I stuck my wand into the phoenix's eye and it spontaneously combusted. I screamed in pain, but my hat didn't care, and so, only a squeak was heard.

"I see" Dumbledore said. "By the way… My student, you'll be happy to hear that Harry is okay, and only needs to rest for a little while before continuing his life normally"

I just groaned, trying to put out the flames before they destroyed my hair, and I ended like the ugly chick that peeped in a pool of its own ashes.


Snape's hair was something to behold. He didn't use any product, but the constant fume from the potions had made it so that his hair created gel naturally. Magic, I say. This was the least of my worries now, however. His bulging, hook-shaped nose was right in front of me, as Snape talked, his voice like the constant croak of a toad.

"No matter how much I approve of your actions, Malfoy, the principal has asked me to provide you with therapy" he said.

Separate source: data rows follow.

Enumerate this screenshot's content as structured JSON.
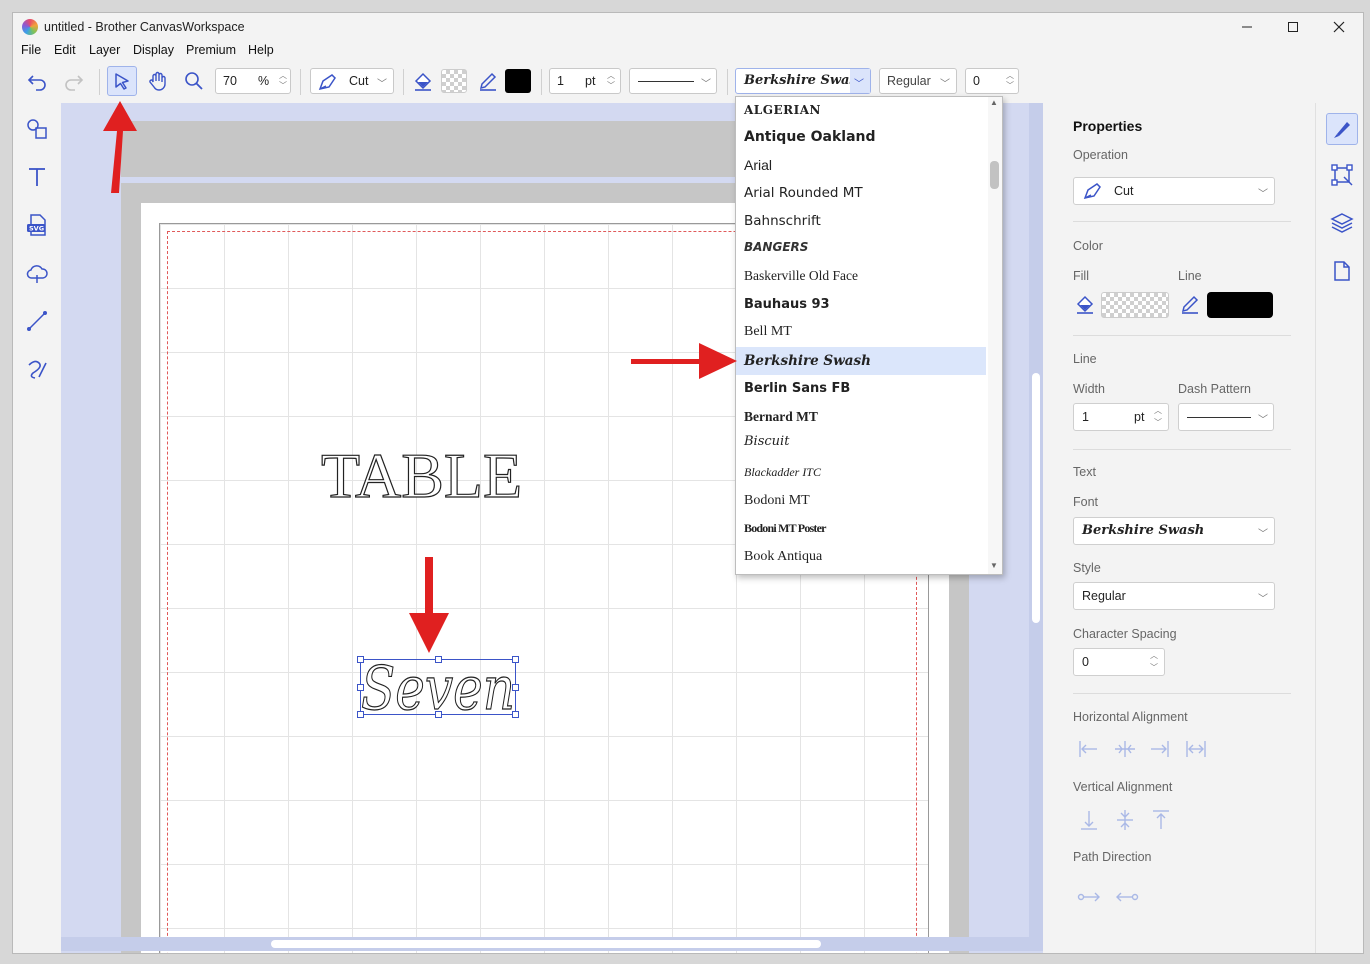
{
  "window": {
    "title": "untitled - Brother CanvasWorkspace"
  },
  "menu": [
    "File",
    "Edit",
    "Layer",
    "Display",
    "Premium",
    "Help"
  ],
  "toolbar": {
    "zoom_value": "70",
    "zoom_unit": "%",
    "operation": "Cut",
    "line_width": "1",
    "line_unit": "pt",
    "font": "Berkshire Swash",
    "style": "Regular",
    "spacing": "0"
  },
  "font_list": [
    "ALGERIAN",
    "Antique Oakland",
    "Arial",
    "Arial Rounded MT",
    "Bahnschrift",
    "BANGERS",
    "Baskerville Old Face",
    "Bauhaus 93",
    "Bell MT",
    "Berkshire Swash",
    "Berlin Sans FB",
    "Bernard MT",
    "Biscuit",
    "Blackadder ITC",
    "Bodoni MT",
    "Bodoni MT Poster",
    "Book Antiqua"
  ],
  "selected_font_index": 9,
  "canvas": {
    "text1": "TABLE",
    "text2": "Seven"
  },
  "properties": {
    "title": "Properties",
    "operation_label": "Operation",
    "operation_value": "Cut",
    "color_label": "Color",
    "fill_label": "Fill",
    "line_label": "Line",
    "line_section": "Line",
    "width_label": "Width",
    "dash_label": "Dash Pattern",
    "width_value": "1",
    "width_unit": "pt",
    "text_section": "Text",
    "font_label": "Font",
    "font_value": "Berkshire Swash",
    "style_label": "Style",
    "style_value": "Regular",
    "spacing_label": "Character Spacing",
    "spacing_value": "0",
    "halign_label": "Horizontal Alignment",
    "valign_label": "Vertical Alignment",
    "path_label": "Path Direction"
  },
  "colors": {
    "accent": "#3b54c8",
    "canvas_bg": "#d3d9f1",
    "selection": "#dbe6fb",
    "arrow": "#e02020"
  }
}
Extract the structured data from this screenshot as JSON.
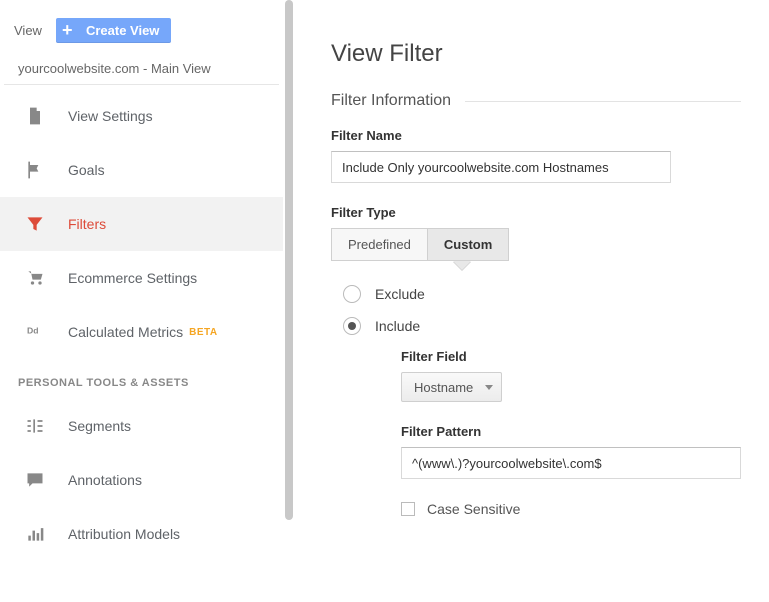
{
  "sidebar": {
    "view_label": "View",
    "create_view_label": "Create View",
    "breadcrumb": "yourcoolwebsite.com - Main View",
    "items": [
      {
        "label": "View Settings"
      },
      {
        "label": "Goals"
      },
      {
        "label": "Filters"
      },
      {
        "label": "Ecommerce Settings"
      },
      {
        "label": "Calculated Metrics",
        "badge": "BETA"
      }
    ],
    "section_title": "PERSONAL TOOLS & ASSETS",
    "personal_items": [
      {
        "label": "Segments"
      },
      {
        "label": "Annotations"
      },
      {
        "label": "Attribution Models"
      }
    ]
  },
  "main": {
    "title": "View Filter",
    "info_title": "Filter Information",
    "filter_name_label": "Filter Name",
    "filter_name_value": "Include Only yourcoolwebsite.com Hostnames",
    "filter_type_label": "Filter Type",
    "tabs": {
      "predefined": "Predefined",
      "custom": "Custom",
      "active": "custom"
    },
    "radio": {
      "exclude": "Exclude",
      "include": "Include",
      "selected": "include"
    },
    "filter_field_label": "Filter Field",
    "filter_field_value": "Hostname",
    "filter_pattern_label": "Filter Pattern",
    "filter_pattern_value": "^(www\\.)?yourcoolwebsite\\.com$",
    "case_sensitive_label": "Case Sensitive",
    "case_sensitive_checked": false
  }
}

My father had Snape in high esteem. I know because he said so in his letter. He still used the original paper. It had been charmed to talk, so that the writings didn't need to be erased again and again. Apart from wearing away the paper, rubbers are expensive.

"It is imperative for you to understand that there aren't any imposters around. If you must kill Potter, I would prefer it is because you actually wanted to kill him" Snape croaked. "To convince you of this, I'm going to do some legilimency on you to find the root of the problem"

"To convince me that there aren't any imposters or to convince me to kill Potter" I asked.

"Let's start then" Snape continued as he lifted his wand. "Legilimens!"

I then found myself surrounded by ferrets. I recognized this as one of my nightmares, somewhat bastardized.

"All hail Jimmy!" the ferrets said as they prayed to me.

Now, I could avoid any confusion and explain to these nice fellows that I wasn't Jimmy. On the other hand, I was being prayed to. Even if it was just a dream, it felt good.

"Wait a second!" a ferret who had a match head as a face said. "I know you… You're not Jimmy… You're an imposter!"

While I was being bludgeoned by hundreds of angry ferrets, I saw from the corner of my eye Snape standing there, watching everything while nodding slowly, his nose covering the better part of his face.